Your Willingness To Talk About Money
Was money ever talked about in your household?
Did your parents openly discuss when things were going good or bad, or did they avoid the topic like the plague?
What would have happened if you asked? Was money a “grown folks” topic?
For many generations, money was a taboo topic.
Just like religion and politics, money was never to be discussed, referenced, or asked about.
That’s actually still the case for a lot of families. A 2014 survey found that 18 percent of Americans say that money is still a taboo topic in their family.
On the positive side, that means for 80% it’s not taboo. On the other hand, while it may not be taboo, it still may be a topic many are uncomfortable with sharing.
But why is that?
Just not used to it? Fear of being measured against others? Lack of confidence in understanding personal finance?
Regardless of the cause, avoiding the topic altogether isn’t healthy.
Avoiding the topic of money can lead to a feeling of financial indifference. Or worse, money becomes an “out of sight, out of mind” problem that doesn’t get addressed until it gets REALLY bad.
Talking about money with those you trust can be beneficial.
I was fortunate that in my household, money was not a topic to be avoided.
We were always encouraged to speak up if we needed help, and we were never fed delusions of the household financial status.
This no doubt impacted my openness about money and it’s something I encourage people to consider.
Through sharing your experiences with those you trust, you can gain insights into what went wrong, and right.
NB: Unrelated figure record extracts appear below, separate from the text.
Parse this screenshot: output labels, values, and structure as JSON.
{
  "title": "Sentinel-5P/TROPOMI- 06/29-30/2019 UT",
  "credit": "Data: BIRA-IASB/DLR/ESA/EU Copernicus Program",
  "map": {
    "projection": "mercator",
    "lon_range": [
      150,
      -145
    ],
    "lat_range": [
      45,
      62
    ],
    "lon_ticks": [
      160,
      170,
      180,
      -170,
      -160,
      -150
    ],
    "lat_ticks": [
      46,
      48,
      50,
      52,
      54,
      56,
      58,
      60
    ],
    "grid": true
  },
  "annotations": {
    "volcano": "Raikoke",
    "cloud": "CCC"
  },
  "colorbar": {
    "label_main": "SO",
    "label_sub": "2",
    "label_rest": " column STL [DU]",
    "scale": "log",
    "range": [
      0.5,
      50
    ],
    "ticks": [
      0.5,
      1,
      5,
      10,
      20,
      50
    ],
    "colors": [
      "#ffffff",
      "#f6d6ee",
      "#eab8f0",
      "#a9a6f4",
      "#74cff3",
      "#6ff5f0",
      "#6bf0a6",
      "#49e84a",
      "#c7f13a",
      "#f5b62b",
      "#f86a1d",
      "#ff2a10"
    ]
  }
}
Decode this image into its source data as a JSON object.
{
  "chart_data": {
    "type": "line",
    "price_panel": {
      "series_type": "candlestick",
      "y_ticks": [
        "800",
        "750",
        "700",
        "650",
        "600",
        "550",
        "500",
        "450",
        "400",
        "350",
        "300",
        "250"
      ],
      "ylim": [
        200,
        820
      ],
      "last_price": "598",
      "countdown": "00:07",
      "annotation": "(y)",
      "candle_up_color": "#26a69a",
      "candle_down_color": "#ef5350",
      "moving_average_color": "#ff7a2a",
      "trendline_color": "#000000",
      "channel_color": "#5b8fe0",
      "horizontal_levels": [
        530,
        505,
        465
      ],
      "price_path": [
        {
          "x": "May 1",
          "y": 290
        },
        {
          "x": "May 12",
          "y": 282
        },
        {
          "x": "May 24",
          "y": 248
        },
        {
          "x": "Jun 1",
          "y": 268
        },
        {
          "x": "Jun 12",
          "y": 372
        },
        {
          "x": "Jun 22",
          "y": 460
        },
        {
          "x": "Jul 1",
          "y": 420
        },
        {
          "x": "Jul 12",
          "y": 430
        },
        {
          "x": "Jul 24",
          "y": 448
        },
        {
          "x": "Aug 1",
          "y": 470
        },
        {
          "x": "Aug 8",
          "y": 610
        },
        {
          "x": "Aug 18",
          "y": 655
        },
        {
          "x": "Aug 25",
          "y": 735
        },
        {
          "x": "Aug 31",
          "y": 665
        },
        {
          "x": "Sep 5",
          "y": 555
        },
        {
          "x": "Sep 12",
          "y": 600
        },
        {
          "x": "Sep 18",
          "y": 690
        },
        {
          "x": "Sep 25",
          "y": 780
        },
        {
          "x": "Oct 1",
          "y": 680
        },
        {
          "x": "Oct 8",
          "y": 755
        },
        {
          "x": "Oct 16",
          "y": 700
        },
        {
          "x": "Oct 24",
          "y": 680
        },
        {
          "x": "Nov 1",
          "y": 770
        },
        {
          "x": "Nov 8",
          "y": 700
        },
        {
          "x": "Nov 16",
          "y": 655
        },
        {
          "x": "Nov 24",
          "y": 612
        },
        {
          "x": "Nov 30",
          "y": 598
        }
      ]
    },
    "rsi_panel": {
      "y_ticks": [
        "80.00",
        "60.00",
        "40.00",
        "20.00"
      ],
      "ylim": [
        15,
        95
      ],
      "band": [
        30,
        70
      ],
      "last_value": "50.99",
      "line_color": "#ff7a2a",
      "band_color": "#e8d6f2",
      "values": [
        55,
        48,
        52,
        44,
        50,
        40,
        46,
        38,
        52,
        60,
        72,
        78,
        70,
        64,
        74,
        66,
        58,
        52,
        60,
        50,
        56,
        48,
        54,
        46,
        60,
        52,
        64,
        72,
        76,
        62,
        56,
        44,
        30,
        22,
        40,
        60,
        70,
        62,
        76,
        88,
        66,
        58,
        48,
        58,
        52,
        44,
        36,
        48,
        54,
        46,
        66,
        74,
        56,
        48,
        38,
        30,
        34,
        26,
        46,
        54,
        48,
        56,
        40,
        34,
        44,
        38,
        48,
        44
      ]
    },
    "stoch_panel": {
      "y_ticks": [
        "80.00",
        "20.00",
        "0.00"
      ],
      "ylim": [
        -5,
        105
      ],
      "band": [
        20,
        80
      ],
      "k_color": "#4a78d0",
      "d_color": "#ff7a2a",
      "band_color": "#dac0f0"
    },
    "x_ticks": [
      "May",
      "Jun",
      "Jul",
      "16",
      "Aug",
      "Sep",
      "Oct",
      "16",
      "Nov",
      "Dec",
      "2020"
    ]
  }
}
It also opens the opportunity to hold each other accountable.
So, what can you do to become more comfortable with talking about money? Try this:
- Talk about money! I’m not saying you should blast your financial details on social media, but you don’t have to be fearful of the topic. The more we discuss money with our friends and family, the more we can provide support, share information, and help each other climb.
- Join a financial literacy community. By now, there’s countless online communities, Meetups, Facebook groups, forums, blogs, and other ways to engage with others on the topic of personal finance. You can join one and start getting comfortable with learning and sharing among others of a similar mindset.
- Embrace honesty. If your co-workers ask you to lunch but you know you are trying to stick to a budget, say that! You don’t have to lie or feel embarrassed that you want to improve your financial situation. And you never know, your honesty just might inspire others.
You should call your family and thank them for what they passed on to you about money.
Unless it totally screwed you up. In that case, hey, now you know.
No but really, while you may or may not have ever received direct lessons on money, you had a front row seat to more than you may realize.
For better or worse, you picked up a bunch.
If you haven’t done it before, this is your opportunity to scan back over your life and see how those experiences influenced you.
I hope most of it was positive, but it’s also possible your financial foundation had cracks in it.
Either way, you can’t change the past but you can make the most of this opportunity to give it all new meaning.
Keep reflecting, learn from your experiences, and keep growing.